Görüntülediğiniz mahkeme kararı kesinleşmiş bir karardır.

T.C. İstanbul Anadolu 8. ASLİYE TİCARET MAHKEMESİ
ESAS NO: 2020/255
KARAR NO: 2020/574
DAVA : Ticari Şirket (Ortaklıktan Çıkma -Şirketin Feshi )
DAVA TARİHİ: 22/07/2020
KARAR TARİHİ : 28/10/2020
Mahkememizde görülmekte olan Ticari Şirket (Ortaklıktan Çıkma -Şirketin Feshi )davasının yapılan açık yargılaması sonunda,
GEREĞİ DÜŞÜNÜLDÜ :
İDDİA : Davacı vekili dava dilekçesinde özetle; müvekkili ile diğer davalı —- davalı şirkette %50’şer oranda pay sahibi ve aynı zamanda münferit imza ile temsil yetkisine haiz ortaklar olduklarını, davalı ——— zararına olacak şekilde yetkileri kendi menfaatine kullandığını, müvekkilinin mali haklarını ihlal ettiğini, şirketi kötü yöneterek ortaklığa zarar verip şirketin fiilen çalışamaz hale gelmesine neden olduğunu, davalının münferit imza yetkisini kişisel harcamaları için kullanıp şirket adına kredi çekerek kredi borçlarını ödemediğini, bu yüzden şirketin zor durumda kaldığını, müvekkilinin kuaför salonuna sokulmadığını, çalışmasına izin verilmediğini belirterek davalı ortağın şirket ortaklığından çıkarılmasına, bu talebin kabul görmemesi halinde şirketin feshine ve şirket idaresinin müvekkiline tevdi edilmesine karar verilmesini talep ve dava etmiştir.

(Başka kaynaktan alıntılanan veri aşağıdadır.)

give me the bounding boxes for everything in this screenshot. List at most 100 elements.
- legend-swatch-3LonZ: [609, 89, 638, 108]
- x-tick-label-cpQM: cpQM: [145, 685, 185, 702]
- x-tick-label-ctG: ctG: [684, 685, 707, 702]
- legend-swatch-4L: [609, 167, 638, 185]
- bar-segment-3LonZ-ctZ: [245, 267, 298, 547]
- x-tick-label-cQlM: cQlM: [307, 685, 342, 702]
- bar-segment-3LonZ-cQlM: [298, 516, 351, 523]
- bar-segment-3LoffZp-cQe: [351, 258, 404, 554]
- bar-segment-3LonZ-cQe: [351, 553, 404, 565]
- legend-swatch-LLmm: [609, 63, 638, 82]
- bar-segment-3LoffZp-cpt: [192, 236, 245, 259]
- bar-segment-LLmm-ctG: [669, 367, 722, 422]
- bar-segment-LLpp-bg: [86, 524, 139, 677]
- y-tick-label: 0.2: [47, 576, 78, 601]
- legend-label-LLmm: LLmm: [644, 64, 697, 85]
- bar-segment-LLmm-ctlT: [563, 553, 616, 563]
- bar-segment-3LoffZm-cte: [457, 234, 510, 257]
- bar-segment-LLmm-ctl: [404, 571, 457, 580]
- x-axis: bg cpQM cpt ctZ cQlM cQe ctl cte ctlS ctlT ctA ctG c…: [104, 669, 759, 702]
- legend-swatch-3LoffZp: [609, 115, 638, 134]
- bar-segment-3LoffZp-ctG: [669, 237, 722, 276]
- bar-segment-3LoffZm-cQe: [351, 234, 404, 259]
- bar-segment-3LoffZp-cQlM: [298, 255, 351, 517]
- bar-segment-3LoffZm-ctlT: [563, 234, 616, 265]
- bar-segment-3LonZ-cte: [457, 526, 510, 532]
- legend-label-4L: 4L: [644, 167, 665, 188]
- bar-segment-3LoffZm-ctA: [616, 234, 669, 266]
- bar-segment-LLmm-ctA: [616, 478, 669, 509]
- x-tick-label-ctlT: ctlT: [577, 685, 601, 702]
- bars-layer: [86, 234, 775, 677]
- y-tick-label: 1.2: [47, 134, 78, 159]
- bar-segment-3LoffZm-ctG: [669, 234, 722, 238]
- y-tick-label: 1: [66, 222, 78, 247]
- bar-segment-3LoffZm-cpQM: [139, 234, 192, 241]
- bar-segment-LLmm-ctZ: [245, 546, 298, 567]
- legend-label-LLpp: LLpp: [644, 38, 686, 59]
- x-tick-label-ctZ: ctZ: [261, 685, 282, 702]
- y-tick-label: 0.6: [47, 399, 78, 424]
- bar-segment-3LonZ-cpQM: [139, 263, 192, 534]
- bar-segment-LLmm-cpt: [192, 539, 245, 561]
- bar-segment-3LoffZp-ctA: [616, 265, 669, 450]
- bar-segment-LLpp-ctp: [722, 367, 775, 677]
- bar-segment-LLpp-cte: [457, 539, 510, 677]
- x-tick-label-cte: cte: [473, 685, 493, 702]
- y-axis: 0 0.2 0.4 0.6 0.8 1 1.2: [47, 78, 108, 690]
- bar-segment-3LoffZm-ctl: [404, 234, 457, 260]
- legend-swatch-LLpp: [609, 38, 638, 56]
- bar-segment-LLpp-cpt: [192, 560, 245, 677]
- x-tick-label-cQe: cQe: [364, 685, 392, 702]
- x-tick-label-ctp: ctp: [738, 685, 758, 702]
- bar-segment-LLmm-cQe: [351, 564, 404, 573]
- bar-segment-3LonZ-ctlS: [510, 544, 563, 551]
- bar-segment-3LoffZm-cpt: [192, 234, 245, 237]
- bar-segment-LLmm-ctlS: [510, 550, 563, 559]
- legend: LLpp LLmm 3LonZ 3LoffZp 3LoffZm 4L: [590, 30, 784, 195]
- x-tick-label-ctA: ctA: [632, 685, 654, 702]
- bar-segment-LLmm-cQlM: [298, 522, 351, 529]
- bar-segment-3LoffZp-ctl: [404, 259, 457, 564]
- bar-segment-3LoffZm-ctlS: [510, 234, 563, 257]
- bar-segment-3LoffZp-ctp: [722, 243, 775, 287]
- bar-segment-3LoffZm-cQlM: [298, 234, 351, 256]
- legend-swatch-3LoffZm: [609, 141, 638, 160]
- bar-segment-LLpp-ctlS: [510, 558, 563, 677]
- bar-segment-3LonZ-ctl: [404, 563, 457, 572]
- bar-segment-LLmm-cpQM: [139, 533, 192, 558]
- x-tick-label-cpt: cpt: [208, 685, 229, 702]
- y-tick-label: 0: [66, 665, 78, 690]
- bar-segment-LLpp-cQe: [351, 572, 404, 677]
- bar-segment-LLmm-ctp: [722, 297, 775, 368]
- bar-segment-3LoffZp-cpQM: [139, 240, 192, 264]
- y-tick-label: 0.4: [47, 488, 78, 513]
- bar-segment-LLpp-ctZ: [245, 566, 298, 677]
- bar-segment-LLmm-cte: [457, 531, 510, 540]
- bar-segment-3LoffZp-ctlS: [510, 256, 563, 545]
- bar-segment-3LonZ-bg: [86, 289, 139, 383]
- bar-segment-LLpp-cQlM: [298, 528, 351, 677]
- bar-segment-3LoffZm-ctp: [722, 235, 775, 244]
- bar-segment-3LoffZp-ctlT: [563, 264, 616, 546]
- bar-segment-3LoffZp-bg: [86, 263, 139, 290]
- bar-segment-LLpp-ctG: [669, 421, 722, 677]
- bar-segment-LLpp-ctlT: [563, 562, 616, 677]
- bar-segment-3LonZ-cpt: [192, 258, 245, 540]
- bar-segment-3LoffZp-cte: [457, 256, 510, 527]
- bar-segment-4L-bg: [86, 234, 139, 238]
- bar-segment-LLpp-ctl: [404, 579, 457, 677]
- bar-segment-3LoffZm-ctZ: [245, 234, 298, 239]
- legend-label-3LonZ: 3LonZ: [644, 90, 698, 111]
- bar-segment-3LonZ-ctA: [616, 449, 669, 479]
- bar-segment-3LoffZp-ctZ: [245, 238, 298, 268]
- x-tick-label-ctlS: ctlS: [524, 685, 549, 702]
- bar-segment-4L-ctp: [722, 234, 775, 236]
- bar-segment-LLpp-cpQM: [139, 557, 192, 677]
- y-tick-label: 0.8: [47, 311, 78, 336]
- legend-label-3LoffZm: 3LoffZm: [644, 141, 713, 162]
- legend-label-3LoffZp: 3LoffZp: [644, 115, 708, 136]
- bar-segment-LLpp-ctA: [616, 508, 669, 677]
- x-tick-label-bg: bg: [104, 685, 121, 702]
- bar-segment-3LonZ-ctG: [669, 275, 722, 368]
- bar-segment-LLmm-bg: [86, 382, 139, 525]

SAVUNMA: Davalı ———cevap dilekçesinde özetle; müvekkili ile davacı arasındaki ortaklık ilişkisinin——— yılından beri süre geldiğini, davacının ortaklığın mali ve sigorta işlemleri ile ilgilendiğini, müvekkilinin bilgi ve onayı olmaksızın eşini şirkette fiilen çalışıyor gösterdiğini, müvekkilinin ortaklığa dayanan güvenini zedeleyerek yasal olmayan işlemler gerçekleştirdiğini, çalışmadığı halde şirket üzerinden eşine maaş ödemesi yaptığını, şahsi hesabına da maaş ödemesi aktararak haksız kazanç elde ettiğini, müvekkilinin davacının bilgi ve onayı olmaksızın kredi çektiği iddiasının doğru olmadığını, taraflar arasındaki ortaklık ilişkisinde karşılıklı güven ve anlaşma imkanının bulunmadığını, müvekkilinin şirket payını gerçek değerinin ödenmesi karşılığında davacıya devretmeyi istediğini, davacının diğer taleplerinin reddine karar verilmesini savunmuştur.
Diğer davalıya dava dilekçesi tebliğ edilmiş, cevap dilekçesi sunulmamıştır.
İNCELEME ve GEREKÇE: Dava, hukuki niteliği itibari ile tarafların ortağı olduğu davalı şirketin feshi ile davalı ortağın şirketten çıkarılması istemlerine ilişkindir.
Davacı vekili mahkememize sunduğu ——— tarihli dilekçesi ile davadan feragat ettiklerini bildirmiş, davacı vekilinin vekaletnamesinde yapılan incelemede davadan feragate yetkisi olduğu anlaşılmıştır.
Davalı ————- tarihli dilekçe ile tarafların anlaştığını, feragat nedeniyle yargılama gideri ve vekalet ücreti taleplerinin bulunmadığını bildirdiği görülmüştür.
Davadan feragat davayı sona erdiren taraf işlemlerinden olduğundan davanın bu nedenle reddine karar verilerek aşağıdaki hüküm kurulmuştur.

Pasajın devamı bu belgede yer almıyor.